Selected Publications

  • Burgin, A.J., W.H. Yang, S.K. Hamilton, and W. Silver. 2011. Beyond C and N: How the microbial energy economy couples elemental cycles in diverse ecosystems. Frontiers in Ecology and the Environment 9(1): 44-52.
  • Burgin, A.J., S.K. Hamilton, S.E. Jones, and J.T. Lennon. 2012. Denitrification by sulfur-oxidizing bacteria in a eutrophic lake. Aquatic Microbial Ecology 66: 283-293.
  • Hamilton, S.K., D.A. Bruesewitz, G.P. Horst, and O. Sarnelle. 2009. Biogenic calcite-phosphorus precipitation as a negative feedback to lake eutrophication. Canadian Journal of Fisheries and Aquatic Sciences 66: 343-50.
  • Jin, L., N. Ogrinc, S.K. Hamilton, K. Szramek, T. Kanduc, and L.M. Walter. 2009. Inorganic carbon isotope systematics in soil profiles undergoing silicate and carbonate weathering (Southern Michigan, USA). Chemical Geology  264: 139-153.
  • Jin, L., S.B. Mukasa, S.K. Hamilton, and L.M. Walter. 2012. Impacts of glacial/interglacial cycles on continental rock weathering inferred using Sr/Ca and 87Sr/86Sr ratios in Michigan watersheds. Chemical Geology 300-301: 97-108.
  • Mulholland, P.J., A.M. Helton, G.C. Poole, R.O. Hall, Jr., S.K. Hamilton, B.J. Peterson, J.L. Tank, L.R. Ashkenas, L.W. Cooper, C.N. Dahm, W.K. Dodds, S. Findlay, S.V. Gregory, N.B. Grimm, S.L. Johnson, W.H. McDowell, J.L. Meyer, H.M. Valett, J.R. Webster, C. Arango, J.J. Beaulieu, M J. Bernot, A.J. Burgin, C. Crenshaw, L. Johnson, B.R. Niederlehner, J.M. O’Brien, J.D. Potter, R.W. Sheibley, D.J. Sobota, and S.M. Thomas. 2008. Stream denitrification across biomes and effects of anthropogenic nitrate loading. Nature 452: 202-205.
  • O’Brien, J.O., S.K. Hamilton, L. Kinsman-Costello, J.T. Lennon, and N.E. Ostrom. 2012a. Nitrogen transformations in a through-flow wetland revealed using whole-ecosystem pulsed 15N additions. Limnology and Oceanography 57(1): 221-224.
  • O’Brien, J.M., S.K. Hamilton, L. Podzikowski, and N.E. Ostrom. 2012b. The fate of assimilated N in stream biofilms: an in-situ benthic chamber study. Freshwater Biology 57: 1113-1125.

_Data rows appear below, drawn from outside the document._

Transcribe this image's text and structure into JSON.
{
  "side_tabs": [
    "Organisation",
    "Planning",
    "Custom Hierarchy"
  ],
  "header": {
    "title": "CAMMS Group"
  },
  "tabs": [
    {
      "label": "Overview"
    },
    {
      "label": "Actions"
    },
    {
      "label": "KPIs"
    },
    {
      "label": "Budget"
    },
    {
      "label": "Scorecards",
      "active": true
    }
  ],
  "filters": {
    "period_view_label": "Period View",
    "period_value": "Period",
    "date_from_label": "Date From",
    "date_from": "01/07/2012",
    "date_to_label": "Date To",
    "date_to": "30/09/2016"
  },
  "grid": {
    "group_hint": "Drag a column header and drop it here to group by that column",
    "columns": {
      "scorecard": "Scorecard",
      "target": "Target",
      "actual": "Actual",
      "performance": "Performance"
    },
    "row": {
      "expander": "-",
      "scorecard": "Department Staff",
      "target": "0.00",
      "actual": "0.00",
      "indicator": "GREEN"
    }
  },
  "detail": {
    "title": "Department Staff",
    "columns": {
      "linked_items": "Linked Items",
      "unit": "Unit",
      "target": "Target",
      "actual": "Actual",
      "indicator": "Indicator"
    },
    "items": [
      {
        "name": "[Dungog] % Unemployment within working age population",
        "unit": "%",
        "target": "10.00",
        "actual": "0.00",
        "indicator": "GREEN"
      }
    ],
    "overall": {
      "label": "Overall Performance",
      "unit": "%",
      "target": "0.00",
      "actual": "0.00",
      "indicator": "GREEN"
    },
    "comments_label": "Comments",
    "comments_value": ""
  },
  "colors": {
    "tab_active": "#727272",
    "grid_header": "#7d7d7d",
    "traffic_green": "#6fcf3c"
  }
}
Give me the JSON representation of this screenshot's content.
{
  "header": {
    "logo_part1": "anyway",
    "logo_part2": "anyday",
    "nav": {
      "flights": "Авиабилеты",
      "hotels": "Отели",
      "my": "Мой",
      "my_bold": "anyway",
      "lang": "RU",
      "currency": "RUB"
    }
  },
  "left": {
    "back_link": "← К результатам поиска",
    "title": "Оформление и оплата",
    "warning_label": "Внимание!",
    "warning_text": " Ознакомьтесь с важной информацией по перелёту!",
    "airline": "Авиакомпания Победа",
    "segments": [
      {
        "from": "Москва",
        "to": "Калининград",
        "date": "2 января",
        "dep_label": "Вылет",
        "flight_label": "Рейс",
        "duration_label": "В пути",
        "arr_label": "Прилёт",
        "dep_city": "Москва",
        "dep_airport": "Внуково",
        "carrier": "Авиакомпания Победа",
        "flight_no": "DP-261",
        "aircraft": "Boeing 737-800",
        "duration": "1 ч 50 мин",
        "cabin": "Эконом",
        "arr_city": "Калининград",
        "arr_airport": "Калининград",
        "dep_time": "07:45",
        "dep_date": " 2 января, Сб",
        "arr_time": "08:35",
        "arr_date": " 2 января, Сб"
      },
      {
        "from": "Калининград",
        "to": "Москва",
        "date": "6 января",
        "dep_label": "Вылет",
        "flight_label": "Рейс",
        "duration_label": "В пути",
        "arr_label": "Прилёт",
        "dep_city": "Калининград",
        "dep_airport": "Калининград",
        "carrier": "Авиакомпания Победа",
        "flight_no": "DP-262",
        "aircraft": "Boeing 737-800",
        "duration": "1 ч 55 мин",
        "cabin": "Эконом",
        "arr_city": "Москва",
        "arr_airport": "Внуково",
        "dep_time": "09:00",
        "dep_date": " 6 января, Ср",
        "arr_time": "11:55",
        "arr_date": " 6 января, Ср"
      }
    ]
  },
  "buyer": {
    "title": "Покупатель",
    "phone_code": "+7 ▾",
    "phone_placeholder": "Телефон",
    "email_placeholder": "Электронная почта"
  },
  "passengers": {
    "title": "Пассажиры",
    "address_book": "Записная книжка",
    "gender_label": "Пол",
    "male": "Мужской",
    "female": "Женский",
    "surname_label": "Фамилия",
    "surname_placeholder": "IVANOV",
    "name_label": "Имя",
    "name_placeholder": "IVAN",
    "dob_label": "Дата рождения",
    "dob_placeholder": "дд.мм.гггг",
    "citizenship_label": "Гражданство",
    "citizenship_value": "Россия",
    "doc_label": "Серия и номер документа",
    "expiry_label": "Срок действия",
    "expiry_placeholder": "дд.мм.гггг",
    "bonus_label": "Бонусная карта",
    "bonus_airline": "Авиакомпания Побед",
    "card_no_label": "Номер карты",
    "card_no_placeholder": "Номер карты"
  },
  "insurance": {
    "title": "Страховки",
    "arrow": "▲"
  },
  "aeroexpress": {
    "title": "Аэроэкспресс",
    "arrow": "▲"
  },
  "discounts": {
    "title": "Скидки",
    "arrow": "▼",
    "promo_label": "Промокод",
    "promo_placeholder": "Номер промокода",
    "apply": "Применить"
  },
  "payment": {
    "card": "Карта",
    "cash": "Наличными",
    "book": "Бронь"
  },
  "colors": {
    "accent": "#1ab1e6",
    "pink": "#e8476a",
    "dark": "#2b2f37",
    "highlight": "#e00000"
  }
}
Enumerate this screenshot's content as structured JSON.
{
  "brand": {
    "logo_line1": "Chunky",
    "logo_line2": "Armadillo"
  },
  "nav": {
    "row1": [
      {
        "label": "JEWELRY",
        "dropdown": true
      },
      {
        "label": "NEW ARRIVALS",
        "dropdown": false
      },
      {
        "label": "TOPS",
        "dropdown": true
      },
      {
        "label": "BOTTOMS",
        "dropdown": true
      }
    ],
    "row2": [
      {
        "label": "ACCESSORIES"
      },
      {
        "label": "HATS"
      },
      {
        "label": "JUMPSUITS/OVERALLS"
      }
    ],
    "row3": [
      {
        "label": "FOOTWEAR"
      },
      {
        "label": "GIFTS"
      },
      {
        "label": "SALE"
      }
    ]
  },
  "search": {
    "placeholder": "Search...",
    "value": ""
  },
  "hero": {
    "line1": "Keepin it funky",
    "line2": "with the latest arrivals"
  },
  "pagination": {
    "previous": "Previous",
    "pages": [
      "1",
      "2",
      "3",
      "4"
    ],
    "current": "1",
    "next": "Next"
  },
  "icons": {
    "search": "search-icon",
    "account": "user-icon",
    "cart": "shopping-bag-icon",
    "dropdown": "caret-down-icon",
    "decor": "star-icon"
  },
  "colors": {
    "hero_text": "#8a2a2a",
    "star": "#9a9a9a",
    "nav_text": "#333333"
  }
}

  • Peterson, B.J., W.M. Wollheim, P.J. Mulholland, J. R. Webster, J.L. Meyer, J.L. Tank, E. Marti, W.B. Bowden, H.M. Valett, A.E. Hershey, W.B. McDowell, W.K. Dodds, S.K. Hamilton, S. Gregory, and D.D. Morrall. 2001. Control of nitrogen export from watersheds by headwater streams. Science 292 (5514): 86-90.
  • Syswerda S.P., B. Basso, S.K. Hamilton, J.B. Tausig, and G.P. Robertson. 2012. Long-term nitrate loss along an agricultural intensity gradient in the Upper Midwest USA. Agriculture, Ecosystems & Environment149: 10-19.